Es gibt sie noch – die guten Nachrichten: die DAX-Konzerne haben das beste Gewinnquartal aller Zeiten hinter sich. Laut einer Studie der Wirtschaftsprüfungsgesellschaft EY erwirtschafteten alle DAX-Konzerne im Zeitraum April bis Juni in der Summe 44,6 Mrd. Euro, mithin sogar mehr als beim letzten Rekordwert des Jahres 2017. Damit wurden die eklatanten Gewinneinbrüche des Jahres 2020 mehr als ausgeglichen, allen voran die der drei Automobilkonzerne, deren Beitrag bei 16,7 Mrd. Euro liegt. Auch in puncto Anlegervertrauen weist das Stimmungsbarometer des US-Asset Managers State Street einen veritablen Sprung nach oben auf. Dieser „Investor Confidence Index“ steht nun wieder mit über 110 Punkten auf dem höchsten Stand seit 2018. Die Basis für diesen Index sind tatsächlich getätigte Geschäfte, die Steigerung zeigt damit eine gesteigerte Risikoneigung der Investoren. Regional ist die gute Stimmung in Europa, Asien und in den USA nahezu gleich ausgeprägt.

Die aktuelle Lage ist also gut, bei den Erwartungen der Marktteilnehmer für die kommenden Monate zeigt sich allerdings ein anderes Bild. Der IFO-Geschäftsklimaindex bildete sich zum zweiten Mal in Folge vor allem wegen der stark gesunkenen Erwartungskomponente der Unternehmen zurück. Einer anderen Ifo-Umfrage zufolge berichten bereits zwei Drittel aller befragten Unternehmen von Beschaffungsproblemen bei Halbleiter-Chips, Vorprodukten oder Rohstoffen aufgrund von Lieferengpässen. Es wird zwar kein dramatischer Einbruch erwartet, zumindest könnte diese Problematik aber das Wachstum der Exporte negativ beeinflussen. In den westlichen Industrienationen stellt der Konsum eine der wichtigsten Säulen der Wirtschaftstätigkeit dar. Sowohl in den USA als auch in Deutschland zeigen die jüngsten Stimmungsumfragen ein deutliches Abkühlen der Konsumneigung. Vor allem in den USA gab es hier einen starken Einbruch. Der deutsche GfK-Konsumklimaindex trübte sich inzwischen ebenfalls auf einen Wert von -1,2 Punkten ein. Nachlassende Konjunkturerwartungen, steigende Verbraucherpreise und die Angst vor Einschränkungen durch eine vierte Covid-19-Infektionswelle lässt die Lust auf neue Anschaffungen sinken und die Sparneigung steigen.
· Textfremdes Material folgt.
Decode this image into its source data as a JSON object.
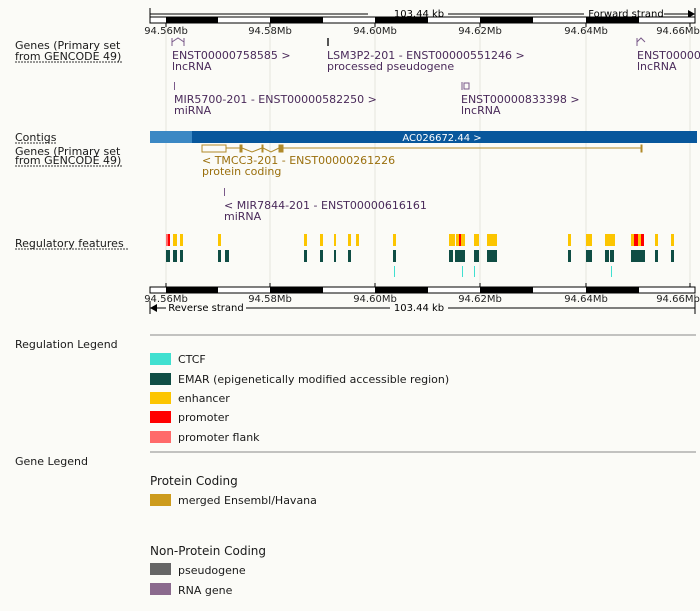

Für die Börsenkurse bedeuten diese Entwicklungen zwar nichts Gutes. Andererseits verhindern die Abkühlungstendenzen der Weltwirtschaft aber gleichzeitig, dass die Zentralbanken den Geldhahn nicht überhastet sondern vorsichtig und kursschonend zudrehen. Die mit Spannung erwartete Rede des US-Zentralbankchefs Jerome Powell brachte wie erwartet noch keine klare Antwort, wie sich die Fed in dieser Frage positionieren wird. Genauere Details werden nun in der September-Sitzung der amerikanischen Notenbank erwartet. Vielleicht lichtet sich dann der Herbstnebel, verbunden mit neuer Zuversicht für die konjunkturelle Entwicklung.